Consider the free algebra $F = \mathbb Q(a)\langle x, y, z\rangle$ and the ideal $$I = \langle xy - ayx, yz - zy, xz - zx - y\rangle$$ According to the following code $y^2 \in I$.
> k := FunctionField(Rationals(), 1);
> F := FreeAlgebra(k, 3);
> AssignNames(~F, ["x", "y", "z"]);
> x := F.1; y := F.2; z := F.3;
> I := ideal<F | [x*y - k.1*y*x, y*z - z*y, x*z - z*x - y]>;
> Groebner(I);
> Basis(I);
[
x*y - $.1*y*x,
x*z - z*x - y,
y^2,
y*z - z*y
]
but I don't think that's correct. I'd like to know why $y^2$ shows up in the Groebner basis. I don't know the algorithm MAGMA uses, is there a way to just ask MAGMA to give an expression of the form $y^2 = \sum a_ib_ic_i$ with the $b_i$ generators of $I$?

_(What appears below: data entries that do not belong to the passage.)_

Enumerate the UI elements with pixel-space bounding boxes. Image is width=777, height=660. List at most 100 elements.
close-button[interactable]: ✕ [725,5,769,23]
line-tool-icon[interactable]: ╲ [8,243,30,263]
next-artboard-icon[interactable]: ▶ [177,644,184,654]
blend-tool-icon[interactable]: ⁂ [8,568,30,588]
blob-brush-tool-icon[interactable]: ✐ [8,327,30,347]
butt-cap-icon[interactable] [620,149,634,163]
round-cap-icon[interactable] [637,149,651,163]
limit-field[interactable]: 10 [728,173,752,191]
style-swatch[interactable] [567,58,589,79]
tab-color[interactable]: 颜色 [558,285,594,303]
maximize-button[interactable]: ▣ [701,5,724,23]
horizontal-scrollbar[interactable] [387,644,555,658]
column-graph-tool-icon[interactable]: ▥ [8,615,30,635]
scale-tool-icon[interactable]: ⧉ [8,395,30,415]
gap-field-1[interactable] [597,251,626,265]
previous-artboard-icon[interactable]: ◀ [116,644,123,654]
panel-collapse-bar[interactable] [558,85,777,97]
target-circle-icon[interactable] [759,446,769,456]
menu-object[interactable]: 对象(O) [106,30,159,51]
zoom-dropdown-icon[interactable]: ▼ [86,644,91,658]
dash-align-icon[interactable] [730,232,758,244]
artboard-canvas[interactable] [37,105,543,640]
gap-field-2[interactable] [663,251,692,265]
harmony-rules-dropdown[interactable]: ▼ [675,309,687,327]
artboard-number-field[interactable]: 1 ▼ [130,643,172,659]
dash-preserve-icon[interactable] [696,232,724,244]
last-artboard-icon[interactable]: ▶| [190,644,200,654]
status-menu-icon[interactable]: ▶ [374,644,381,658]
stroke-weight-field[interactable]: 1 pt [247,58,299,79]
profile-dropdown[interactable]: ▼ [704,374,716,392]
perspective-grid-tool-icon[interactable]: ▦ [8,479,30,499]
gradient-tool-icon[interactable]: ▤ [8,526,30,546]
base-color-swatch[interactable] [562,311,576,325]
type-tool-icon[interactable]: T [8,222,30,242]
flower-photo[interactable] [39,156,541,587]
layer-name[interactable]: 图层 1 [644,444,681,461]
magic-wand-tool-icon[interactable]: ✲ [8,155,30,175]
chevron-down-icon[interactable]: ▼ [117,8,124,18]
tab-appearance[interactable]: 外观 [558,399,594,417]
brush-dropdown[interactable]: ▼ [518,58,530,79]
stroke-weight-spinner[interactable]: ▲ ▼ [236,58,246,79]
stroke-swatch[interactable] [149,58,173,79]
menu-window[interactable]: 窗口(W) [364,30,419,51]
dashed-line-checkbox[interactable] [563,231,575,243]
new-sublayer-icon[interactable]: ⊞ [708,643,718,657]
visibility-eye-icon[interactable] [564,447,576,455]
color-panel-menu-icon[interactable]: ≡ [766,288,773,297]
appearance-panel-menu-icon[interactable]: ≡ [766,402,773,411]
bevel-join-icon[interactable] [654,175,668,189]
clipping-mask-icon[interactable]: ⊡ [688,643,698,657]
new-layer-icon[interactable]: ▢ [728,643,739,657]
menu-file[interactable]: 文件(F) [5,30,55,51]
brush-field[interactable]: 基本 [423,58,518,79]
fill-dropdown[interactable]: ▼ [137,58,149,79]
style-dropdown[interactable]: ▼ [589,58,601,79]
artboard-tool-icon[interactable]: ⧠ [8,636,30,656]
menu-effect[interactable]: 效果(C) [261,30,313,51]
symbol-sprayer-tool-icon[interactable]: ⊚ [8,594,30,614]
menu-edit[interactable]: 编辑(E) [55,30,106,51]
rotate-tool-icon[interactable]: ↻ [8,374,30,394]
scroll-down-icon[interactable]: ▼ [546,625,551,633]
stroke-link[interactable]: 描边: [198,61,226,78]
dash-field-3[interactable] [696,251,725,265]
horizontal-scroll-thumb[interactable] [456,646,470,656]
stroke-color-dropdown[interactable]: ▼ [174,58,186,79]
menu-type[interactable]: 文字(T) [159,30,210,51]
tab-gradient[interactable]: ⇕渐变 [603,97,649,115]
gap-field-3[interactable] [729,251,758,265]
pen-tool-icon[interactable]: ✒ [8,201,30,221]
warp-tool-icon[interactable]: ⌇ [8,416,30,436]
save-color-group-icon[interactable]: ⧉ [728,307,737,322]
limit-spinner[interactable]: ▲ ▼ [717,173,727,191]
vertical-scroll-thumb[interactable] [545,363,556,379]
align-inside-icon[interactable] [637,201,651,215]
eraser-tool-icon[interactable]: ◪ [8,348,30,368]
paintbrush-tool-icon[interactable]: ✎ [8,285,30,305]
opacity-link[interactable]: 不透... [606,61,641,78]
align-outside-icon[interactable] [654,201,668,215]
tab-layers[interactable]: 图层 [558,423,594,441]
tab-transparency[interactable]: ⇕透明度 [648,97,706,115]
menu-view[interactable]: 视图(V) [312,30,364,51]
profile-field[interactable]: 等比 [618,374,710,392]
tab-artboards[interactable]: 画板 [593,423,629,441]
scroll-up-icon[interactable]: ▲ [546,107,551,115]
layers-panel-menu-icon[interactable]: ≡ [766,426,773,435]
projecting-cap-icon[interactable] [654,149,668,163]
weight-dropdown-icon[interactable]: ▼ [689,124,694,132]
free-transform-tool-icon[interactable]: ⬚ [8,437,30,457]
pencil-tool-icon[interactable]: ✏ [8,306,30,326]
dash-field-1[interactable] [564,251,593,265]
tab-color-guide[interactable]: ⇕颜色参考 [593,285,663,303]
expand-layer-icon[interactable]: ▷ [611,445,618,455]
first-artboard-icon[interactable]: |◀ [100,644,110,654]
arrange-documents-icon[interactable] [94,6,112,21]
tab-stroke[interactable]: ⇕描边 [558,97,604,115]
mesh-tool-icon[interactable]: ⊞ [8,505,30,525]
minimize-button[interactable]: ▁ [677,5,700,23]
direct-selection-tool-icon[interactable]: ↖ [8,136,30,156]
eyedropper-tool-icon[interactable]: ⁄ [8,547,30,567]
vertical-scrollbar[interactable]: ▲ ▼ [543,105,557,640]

MAGMA is right: we have $y^2 \in I$. Let $g_1 := xy-ayx$, $g_2 := yz-zy$, and $g_3 := xz-zx-y$ be the generators of $I$. Then you can check that
$$y^2 = -\frac{1}{a-1}g_1z + \frac{1}{a-1}zg_1 - \frac{a}{a-1}g_2x + \frac{1}{a-1}xg_2 + \frac{1}{a-1}g_3y - \frac{a}{a-1}yg_3 \;.$$
This nicely shows that this goes wrong if we specialize to $a=1$, i.e., let $x$ and $y$ commute.
Unfortunately, I don't know how to get MAGMA to spit this out. For commutative Gröbner bases there is a
Coordinatescommand but this doesn't work in the noncommutative case.